We must also make it clear to all Americans that, regardless of where you are in the ideological spectrum or in terms of economic status, our systems don’t work for you. Almost everybody is one health care crisis away from financial ruin. We’ve created a system in which nobody’s safe, and we need to fix it. 

 

What do you want the future of care to look like in your family?

Bridgit: I would really love to have access to care beyond my family members. Care workers who are well resourced, well trained and well supported and valued in society. I would like the experience of building professional care support into your family to be normal and stress free and widely accessible. 

Josephine’s vision for the future, as illustrated by Lucy Gosline Art

Josephine: As my mom ages, I would love for her to still have the same level of access to family and community that brings her joy in a way that’s not restrictive, and in a way that doesn’t worry us, as her family, or stress us out financially, emotionally, and physically. I don’t want to have to think about if she is experiencing inequitable care because she is a Black immigrant aging woman. 

I’m the oldest child of six. None of us have kids yet, but I think that’s in the future for many of us. I would love to see multiple generations be able to spend time together and share stories and live in joy and thrive together in a way that’s not burdened by our inability to access and afford care. 

Rebekah’s vision for the future, as illustrated by Lucy Gosline Art

Rebekah: I imagine a world in which we’ve created the kind of infrastructure where, no matter what care needs I have, whether it’s for children or parents or anyone in between, I can pick up the phone and ask, “What can I do?” “What are my options?” and have someone on the other end, who cares just as much as I do about finding a solution, to provide me with choices and guidance. That’s what I want for myself, for my friends, and for my children.

 

What do you want care in society to look like, and what do we need to do to get there?

Bridgit’s vision of the future, as illustrated by Lucy Gosline Art

Bridgit: I hope that someday we will have a relationship to aging and to disability that is rooted in innovation rather than deficit: that we’re not shaping our thinking based on ableism, but that we understand that change and evolution within ourselves, within our bodies, within our families and within our communities is about abundance and not about what we lack or what we’ve lost. 
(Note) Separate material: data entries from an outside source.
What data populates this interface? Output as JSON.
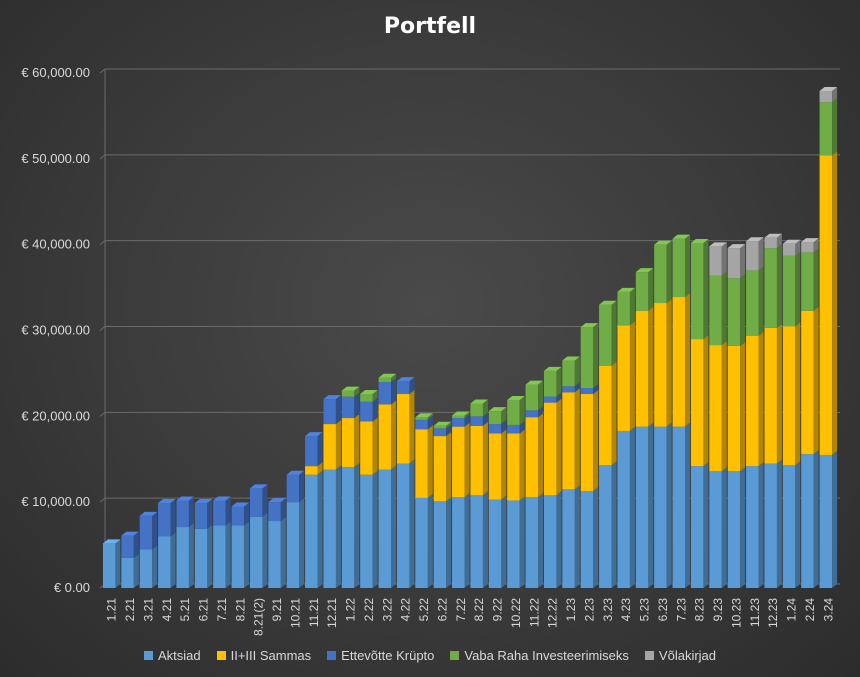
{
  "chart_data": {
    "type": "bar",
    "stacked": true,
    "title": "Portfell",
    "xlabel": "",
    "ylabel": "",
    "ylim": [
      0,
      60000
    ],
    "yticks": [
      0,
      10000,
      20000,
      30000,
      40000,
      50000,
      60000
    ],
    "ytick_labels": [
      "€ 0.00",
      "€ 10,000.00",
      "€ 20,000.00",
      "€ 30,000.00",
      "€ 40,000.00",
      "€ 50,000.00",
      "€ 60,000.00"
    ],
    "grid": true,
    "legend_position": "bottom",
    "categories": [
      "1.21",
      "2.21",
      "3.21",
      "4.21",
      "5.21",
      "6.21",
      "7.21",
      "8.21",
      "8.21(2)",
      "9.21",
      "10.21",
      "11.21",
      "12.21",
      "1.22",
      "2.22",
      "3.22",
      "4.22",
      "5.22",
      "6.22",
      "7.22",
      "8.22",
      "9.22",
      "10.22",
      "11.22",
      "12.22",
      "1.23",
      "2.23",
      "3.23",
      "4.23",
      "5.23",
      "6.23",
      "7.23",
      "8.23",
      "9.23",
      "10.23",
      "11.23",
      "12.23",
      "1.24",
      "2.24",
      "3.24"
    ],
    "series": [
      {
        "name": "Aktsiad",
        "color": "#5b9bd5",
        "values": [
          5200,
          3500,
          4500,
          6000,
          7100,
          6900,
          7300,
          7300,
          8300,
          7800,
          10000,
          13200,
          13800,
          14100,
          13200,
          13800,
          14500,
          10500,
          10100,
          10600,
          10800,
          10300,
          10200,
          10600,
          10800,
          11500,
          11300,
          14300,
          18300,
          18800,
          18800,
          18800,
          14200,
          13600,
          13600,
          14200,
          14500,
          14300,
          15600,
          15500
        ]
      },
      {
        "name": "II+III Sammas",
        "color": "#ffc000",
        "values": [
          0,
          0,
          0,
          0,
          0,
          0,
          0,
          0,
          0,
          0,
          0,
          1000,
          5300,
          5700,
          6200,
          7600,
          8100,
          8000,
          7600,
          8200,
          8100,
          7700,
          7800,
          9300,
          10800,
          11300,
          11300,
          11600,
          12300,
          13500,
          14400,
          15100,
          14800,
          14700,
          14600,
          15200,
          15800,
          16200,
          16700,
          34900
        ]
      },
      {
        "name": "Ettevõtte Krüpto",
        "color": "#4472c4",
        "values": [
          0,
          2600,
          3900,
          3900,
          3100,
          3000,
          2900,
          2200,
          3300,
          2200,
          3200,
          3500,
          2900,
          2500,
          2300,
          2600,
          1500,
          1100,
          900,
          1000,
          1100,
          1100,
          1000,
          800,
          700,
          700,
          700,
          0,
          0,
          0,
          0,
          0,
          0,
          0,
          0,
          0,
          0,
          0,
          0,
          0
        ]
      },
      {
        "name": "Vaba Raha Investeerimiseks",
        "color": "#70ad47",
        "values": [
          0,
          0,
          0,
          0,
          0,
          0,
          0,
          0,
          0,
          0,
          0,
          0,
          0,
          700,
          900,
          500,
          0,
          300,
          300,
          300,
          1500,
          1500,
          2900,
          3000,
          3000,
          3000,
          7100,
          7100,
          3900,
          4500,
          6800,
          6800,
          11200,
          8100,
          7900,
          7600,
          9300,
          8200,
          6800,
          6200
        ]
      },
      {
        "name": "Võlakirjad",
        "color": "#a5a5a5",
        "values": [
          0,
          0,
          0,
          0,
          0,
          0,
          0,
          0,
          0,
          0,
          0,
          0,
          0,
          0,
          0,
          0,
          0,
          0,
          0,
          0,
          0,
          0,
          0,
          0,
          0,
          0,
          0,
          0,
          0,
          0,
          0,
          0,
          0,
          3400,
          3500,
          3400,
          1200,
          1400,
          1200,
          1300
        ]
      }
    ]
  }
}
I believe that younger audiences, like millennials and Gen Z, hold the power to normalize these transformations, and normalize the idea that the transformations in ability we experience throughout our lives can make our lives more abundant, rather than less. 
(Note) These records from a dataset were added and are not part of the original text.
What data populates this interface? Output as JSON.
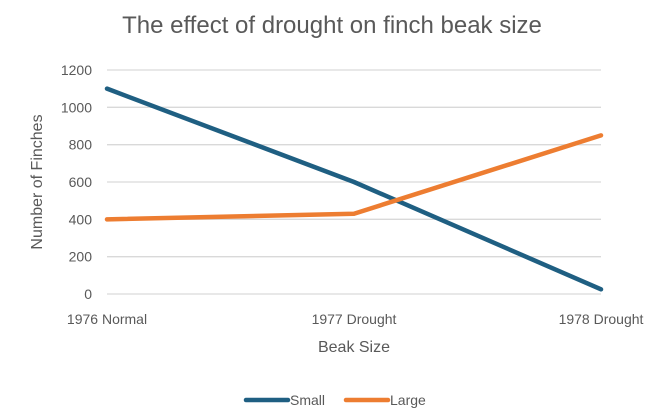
{
  "chart_data": {
    "type": "line",
    "title": "The effect of drought on finch beak size",
    "xlabel": "Beak Size",
    "ylabel": "Number of Finches",
    "categories": [
      "1976 Normal",
      "1977 Drought",
      "1978 Drought"
    ],
    "series": [
      {
        "name": "Small",
        "color": "#1F5F82",
        "values": [
          1100,
          600,
          25
        ]
      },
      {
        "name": "Large",
        "color": "#ED7D31",
        "values": [
          400,
          430,
          850
        ]
      }
    ],
    "ylim": [
      0,
      1200
    ],
    "yticks": [
      0,
      200,
      400,
      600,
      800,
      1000,
      1200
    ],
    "grid": true,
    "gridline_color": "#D9D9D9",
    "legend": "bottom"
  }
}
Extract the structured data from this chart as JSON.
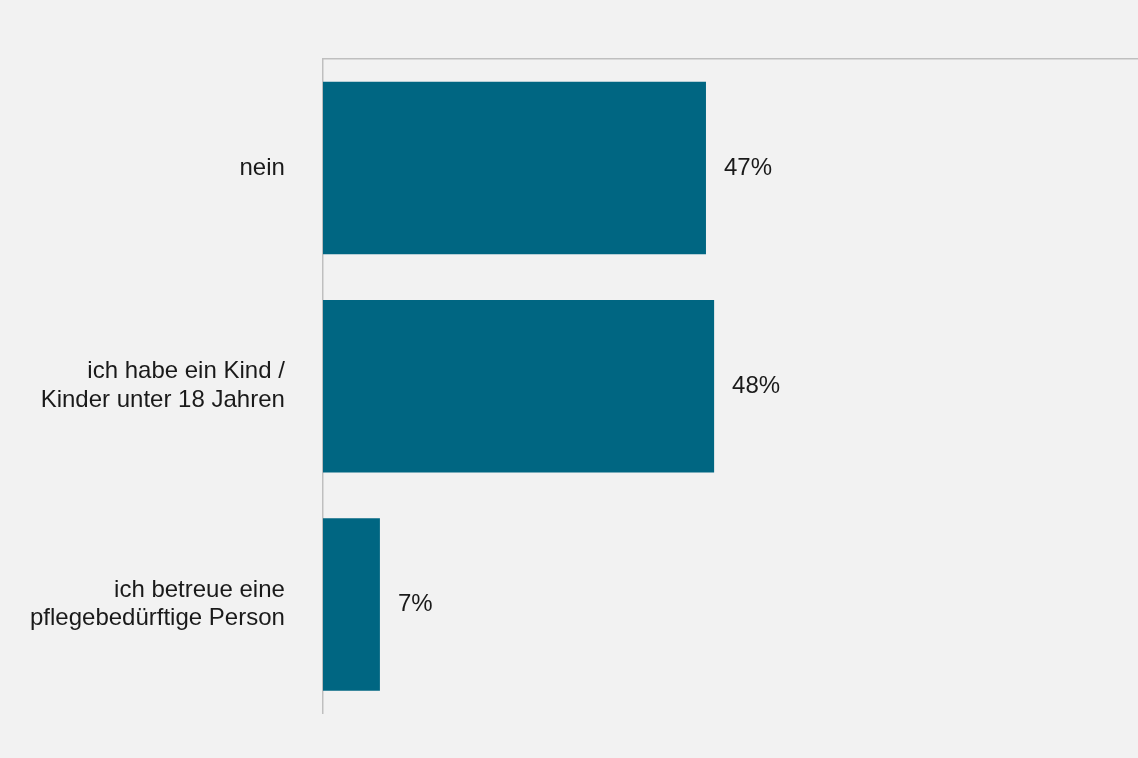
{
  "chart_data": {
    "type": "bar",
    "orientation": "horizontal",
    "categories": [
      "nein",
      "ich habe ein Kind / Kinder unter 18 Jahren",
      "ich betreue eine pflegebedürftige Person"
    ],
    "values": [
      47,
      48,
      7
    ],
    "color": "#006682",
    "value_labels": [
      "47%",
      "48%",
      "7%"
    ],
    "xlim": [
      0,
      100
    ],
    "grid": false,
    "legend": false,
    "tick_labels": "y"
  }
}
Josephine: My ideal future when it comes to care is full of choices and options that work for all sorts of people in all sorts of family configurations, wherever people are. I hope we can live in intergenerational communities that are diverse and interconnected, where people share vegetables from their gardens and check on their neighbors and can get where they need to go without restrictions. Care has to work for a disabled Black immigrant working caregiver. To build this future, we need to see the importance of how it will allow us to connect with each other more and build community.

Rebekah: My priority for the future is that all of us can have access to home and community based care. All of us will need to take time to care or be cared for, and we need a system where everybody can access what they need, in the way that works for them. 

How do we get there? Care needs to be recognized as legitimate labor, critical to the physical, mental, and financial wellbeing of our communities. Care jobs must be valued and paid well so that we can attract the workforce that we need, and immigrant care workers should have the opportunity to apply for citizenship. Care providers should be recognized and celebrated, both for the labor that they do and for the acts of service that they perform. Care needs to be recognized as a universal issue regardless of gender or status or economic or racial or religious background.